ELSI

Research & Activities

ELSI Seminar

Deciphering Hot Exoplanet Atmospheres with Present and Upcoming NASA Missions

Speaker
Mahmuda Afrin Badhan (University of Maryland / NASA GFSC)
Date
August 2, 2016
Time
15:30
Room

ELSI-1 Building - 102 ELSI Hall

Unique and exotic planets give us an opportunity to understand how planetary systems form and evolve over their lifetime, by placing our planetary system in the context of the vastly different extrasolar systems. Hot Jupiters are the most readily detected exoplanets by present technology, as observational biases allow them to be the first planets to be observed via transit spectroscopy. With orbital separations that are less than one-tenth of the Mercury-Sun distance, these close-in planets provide us with valuable insights about their host stellar atmosphere and planetary atmospheres subjected to their large amounts of stellar insolation. Present observational technologies are not only capable of revealing some information about the atmospheric composition, but can also shed light on their size, thermal structure and dynamics. NASA's future missions (e.g. TESS, JWST, WFIRST-AFTA, LUVOIR) will give us the high-resolution spectra necessary to constrain such atmospheric properties with unprecedented accuracy. However, to be able to interpret the observed signals with any certainty, we need to build reliable atmospheric "retrieval" tools that model the expected observables adequately. For my PhD work at the University of Maryland and NASA Goddard Space Flight Center, I am exploring and developing these radiative transfer atmospheric modeling and retrieval tools. In my work thus far, I have developed and utilized the Oxford University Planetary Group's NEMESIS algorithm for high-temperature atmosphere retrieval work. I am currently working on augmenting the photochemical model of the NASA Astrobiology Institute's VPL software suite to address high-temperature giant atmospheres. The purpose of this upgrade is to extend the model's utility to such close-in planetary atmospheres.

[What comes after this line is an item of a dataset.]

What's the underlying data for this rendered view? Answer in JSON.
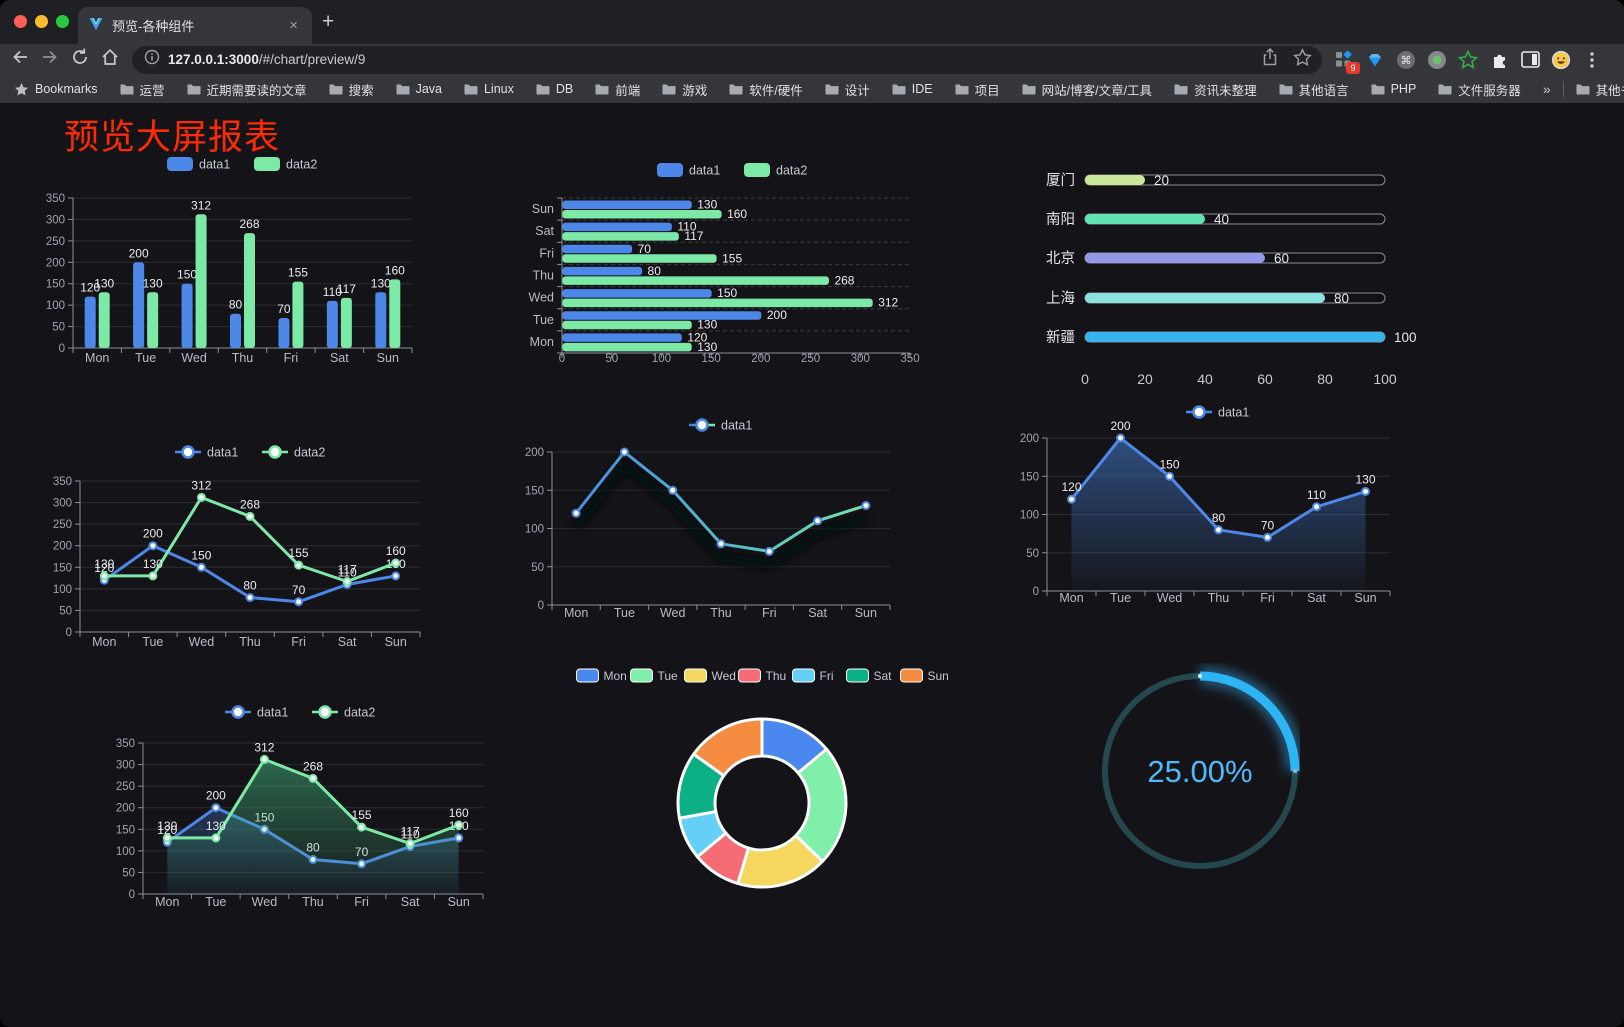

In my talk today, I will be delivering an overview of the ongoing research at the Deming Group at UMD, where our primary focus continues to be data reduction of such present and upcoming NASA missions for measuring the atmospheres of transiting exoplanets. I will elaborate on some of the specific goals to be addressed by these individual future space missions, and then provide an overview of the modeling activities undertaken by my local VPL group at GSFC (with Shawn Domagal-Goldman and Ravi Kumar Kopparapu) to enable this science. Finally, I will talk about how my own work leverages these ongoing efforts, showing some preliminary results from my retrieval work with present and JWST-simulated data sets for selected H2-dominated hot Jupiter atmospheres.